For A, should it be: 0.01 * 10 * 6 * 12 = 7.2 hours/year?
A system has 10 physical nodes, if any of those nodes failed, the whole system go down. The probability of failure for a individual node is 1% per month, and the downtime is 6h for fixing. Then what is the downtime for the whole system per year.
B system has 10 physical nodes, if 9 out of 10 nodes is running the whole system can function as normal. The probability of failure for a individual node is 1% per month, and the downtime is 6h for fixing. Then what is the downtime for the whole system per year.
Upvotes: 3
Views: 654
Reputation: 4138
1% failure rate / month / node has a probability of 0,00138889% to fail at any given hour. I used binomial distribution in Excel to model the probability of N node failures when there are 8760 h/y * 10 nodes = 87600 "trials". I got these results:
0 failure: 29.62134067 %
1 failure: 36.03979837 %
2 failure: 21.92426490 %
3 failure: 8.89142792 %
4 failure: 2.70442094 %
5 failure: 0.65805485 %
6 failure: 0.13343314 %
...and so forth
N failures would cause 6N hours of downtime (asusming they are independent). Then for each 6N hours of single-node downtime the probability of having none of other 9 nodes to fail is (100% - 0,00138889%) ^ (9 * 6N)
.
Thus expected two-node downtime is P(1 node down) * (1 - P(no other node down)) * 6 hours / 2
(divided by two because on average 2nd failure occurs in mid-point of other node being repaired). When summed over all N
numbers of failures I got expected two-node downtime of 9.8 seconds / year, now idea how correct estimate this is but should give a rough idea. Quite brute-force solution :/
Upvotes: 0
Reputation: 1426
We are talking about expected downtimes here, so we'll have to take a probabalistic approach.

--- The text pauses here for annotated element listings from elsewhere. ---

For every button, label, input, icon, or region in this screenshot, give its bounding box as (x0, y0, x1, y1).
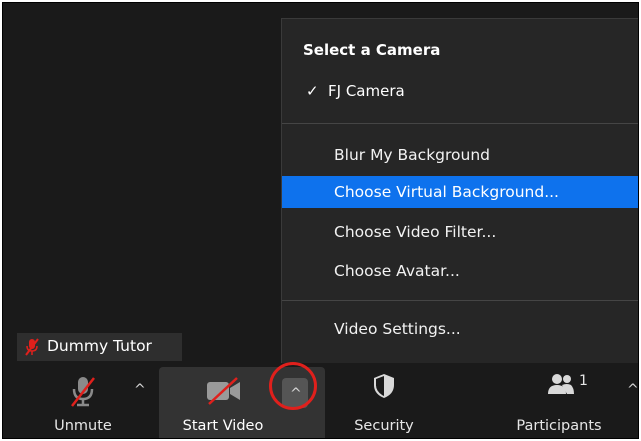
start-video-label: Start Video (182, 418, 264, 434)
camera-option-label: FJ Camera (328, 82, 405, 100)
menu-item-video-settings[interactable]: Video Settings... (282, 313, 638, 345)
participant-name: Dummy Tutor (47, 337, 152, 355)
microphone-muted-icon (71, 377, 95, 407)
annotation-circle (269, 362, 317, 410)
security-label: Security (354, 418, 414, 434)
menu-item-video-filter[interactable]: Choose Video Filter... (282, 216, 638, 248)
menu-divider (282, 300, 638, 301)
checkmark-icon: ✓ (306, 82, 319, 100)
camera-menu: Select a Camera ✓ FJ Camera Blur My Back… (281, 18, 638, 364)
security-button[interactable]: Security (339, 363, 429, 438)
participant-name-tag: Dummy Tutor (17, 333, 182, 361)
start-video-button[interactable]: Start Video (169, 363, 277, 438)
video-camera-off-icon (207, 377, 240, 405)
unmute-button[interactable]: Unmute (43, 363, 123, 438)
audio-options-chevron-up-icon[interactable]: ^ (134, 383, 146, 397)
participants-label: Participants (516, 418, 602, 434)
meeting-toolbar: Unmute ^ Start Video ^ Security 1 Partic… (3, 362, 638, 438)
menu-heading: Select a Camera (303, 41, 441, 59)
shield-icon (374, 374, 394, 398)
unmute-label: Unmute (54, 418, 112, 434)
participants-icon (548, 374, 574, 394)
participants-options-chevron-up-icon[interactable]: ^ (627, 383, 638, 397)
menu-item-avatar[interactable]: Choose Avatar... (282, 255, 638, 287)
menu-item-blur-background[interactable]: Blur My Background (282, 139, 638, 171)
menu-item-virtual-background[interactable]: Choose Virtual Background... (282, 176, 638, 208)
menu-divider (282, 123, 638, 124)
participants-count: 1 (579, 373, 588, 389)
microphone-muted-icon (25, 338, 39, 356)
participants-button[interactable]: 1 Participants (509, 363, 609, 438)
meeting-window: Select a Camera ✓ FJ Camera Blur My Back… (2, 2, 639, 439)
camera-option-fj-camera[interactable]: ✓ FJ Camera (282, 77, 638, 107)
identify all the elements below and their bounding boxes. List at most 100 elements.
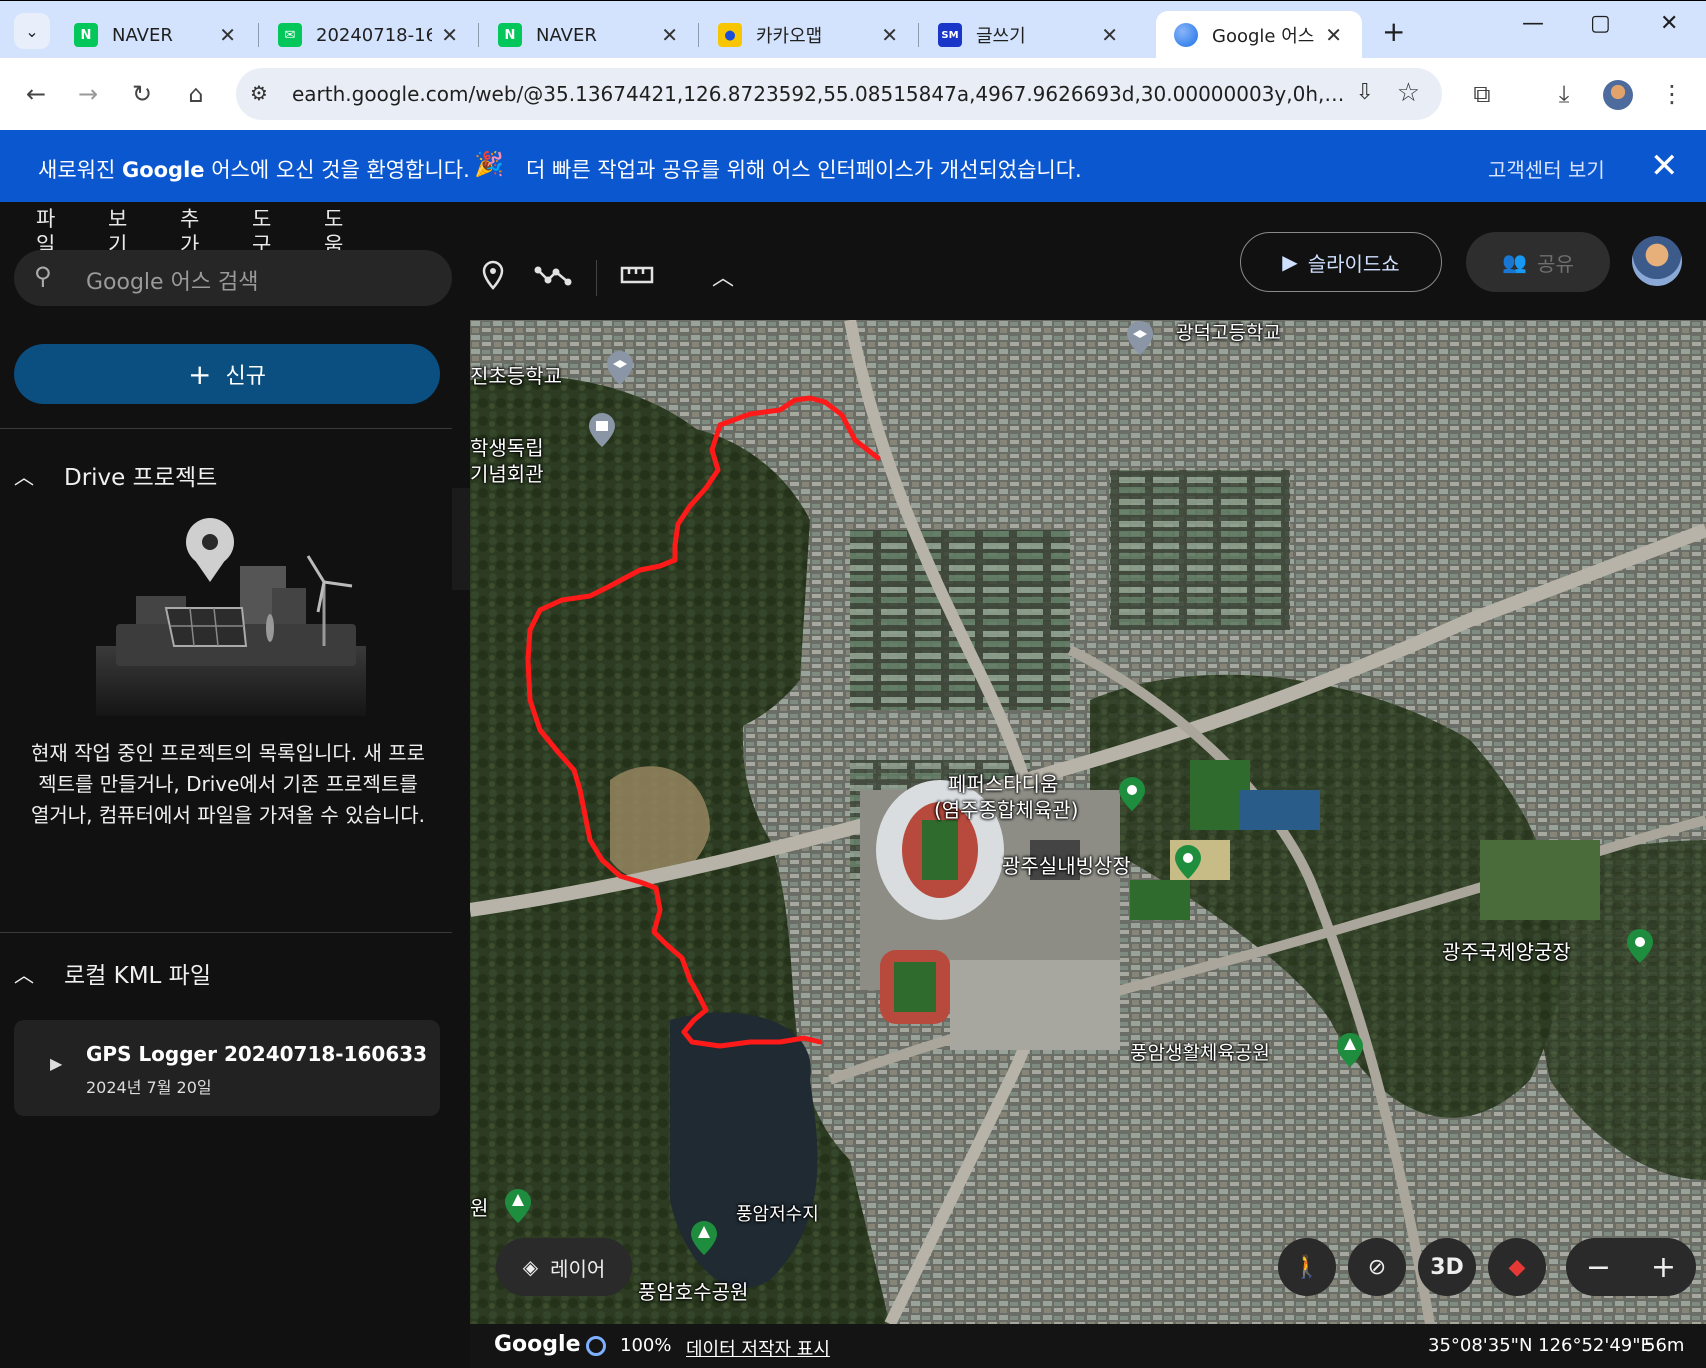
data-attribution-link[interactable]: 데이터 저작자 표시 bbox=[686, 1335, 830, 1361]
banner-close-icon[interactable]: ✕ bbox=[1650, 146, 1679, 186]
tab-mail[interactable]: ✉ 20240718-160 ✕ bbox=[260, 11, 478, 59]
layers-button[interactable]: ◈ 레이어 bbox=[496, 1238, 632, 1296]
park-pin-icon[interactable] bbox=[690, 1220, 718, 1256]
path-icon[interactable] bbox=[534, 260, 572, 296]
tab-write[interactable]: SM 글쓰기 ✕ bbox=[920, 11, 1138, 59]
welcome-banner: 새로워진 Google 어스에 오신 것을 환영합니다. 🎉 더 빠른 작업과 … bbox=[0, 130, 1706, 202]
label-reservoir[interactable]: 풍암저수지 bbox=[736, 1200, 819, 1226]
3d-toggle-button[interactable]: 3D bbox=[1418, 1238, 1476, 1296]
label-school-left[interactable]: 진초등학교 bbox=[470, 360, 562, 389]
extensions-icon[interactable]: ⧉ bbox=[1464, 76, 1500, 112]
download-icon[interactable]: ⤓ bbox=[1546, 76, 1582, 112]
slideshow-label: 슬라이드쇼 bbox=[1307, 251, 1400, 276]
forward-icon[interactable]: → bbox=[70, 76, 106, 112]
menu-view[interactable]: 보기 bbox=[108, 206, 132, 256]
label-archery[interactable]: 광주국제양궁장 bbox=[1442, 936, 1571, 965]
stadium-pin-icon[interactable] bbox=[1118, 776, 1146, 812]
tab-google-earth[interactable]: Google 어스 ✕ bbox=[1156, 11, 1362, 59]
map-pin-icon: ● bbox=[718, 23, 742, 47]
tab-naver-2[interactable]: N NAVER ✕ bbox=[480, 11, 698, 59]
search-box[interactable]: ⚲ Google 어스 검색 bbox=[14, 250, 452, 306]
avatar[interactable] bbox=[1632, 236, 1682, 286]
tab-title: 글쓰기 bbox=[976, 26, 1026, 47]
share-button[interactable]: 👥 공유 bbox=[1466, 232, 1610, 292]
chevron-up-icon: ︿ bbox=[14, 962, 34, 987]
school-pin-icon[interactable] bbox=[606, 350, 634, 386]
label-memorial-line1[interactable]: 학생독립 bbox=[470, 432, 544, 461]
drive-section-header[interactable]: ︿ Drive 프로젝트 bbox=[14, 458, 217, 492]
install-app-icon[interactable]: ⇩ bbox=[1356, 80, 1374, 105]
park-pin-icon[interactable] bbox=[504, 1188, 532, 1224]
slideshow-button[interactable]: ▶ 슬라이드쇼 bbox=[1240, 232, 1442, 292]
google-earth-icon bbox=[1174, 23, 1198, 47]
new-tab-button[interactable]: + bbox=[1382, 15, 1405, 48]
label-ice-rink[interactable]: 광주실내빙상장 bbox=[1002, 850, 1131, 879]
compass-icon[interactable]: ◆ bbox=[1488, 1238, 1546, 1296]
label-park-left[interactable]: 원 bbox=[470, 1192, 488, 1221]
maximize-icon[interactable]: ▢ bbox=[1590, 11, 1611, 36]
label-memorial-line2[interactable]: 기념회관 bbox=[470, 458, 544, 487]
zoom-in-button[interactable]: + bbox=[1651, 1250, 1676, 1285]
kml-file-item[interactable]: ▶ GPS Logger 20240718-160633 2024년 7월 20… bbox=[14, 1020, 440, 1116]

We can take a Poisson approach to this problem. The expected failure rate is 1% per month for a single node, or 120% (1.2) for 10 nodes in 12 months. So you are correct that 1.2 failures/year * 6 hours/failure = 7.2 hours/year for the expected value of A.
You can figure out how likely a given amount of downtime is by using 7.2 as the lambda value for the poisson distribution.
Using R: ppois(6, lambda=7.2) = 0.42, meaning there is a 42% chance that you will have less than 6 hours of downtime in a year.
For B, it's also a Poisson, but what's important is the probability that a second node will fail in the six hours after the first failure.
The failure rate (assuming a 30 day month, with 120 6 hour periods) is 0.0083% per 6 hour period per node.
So we look at the chances of two failures within six hours, times the number of six hour periods in a year.
Using R: dpois(2.0, lambda=(0.01/120)) * 365 * 4 = 0.000005069
0.000005069 * 3 expected hours/failure = 54.75 milliseconds expected downtime per year. (3 expected hours per failure because the second failure should occur on average half way through the first failure.)
Upvotes: 4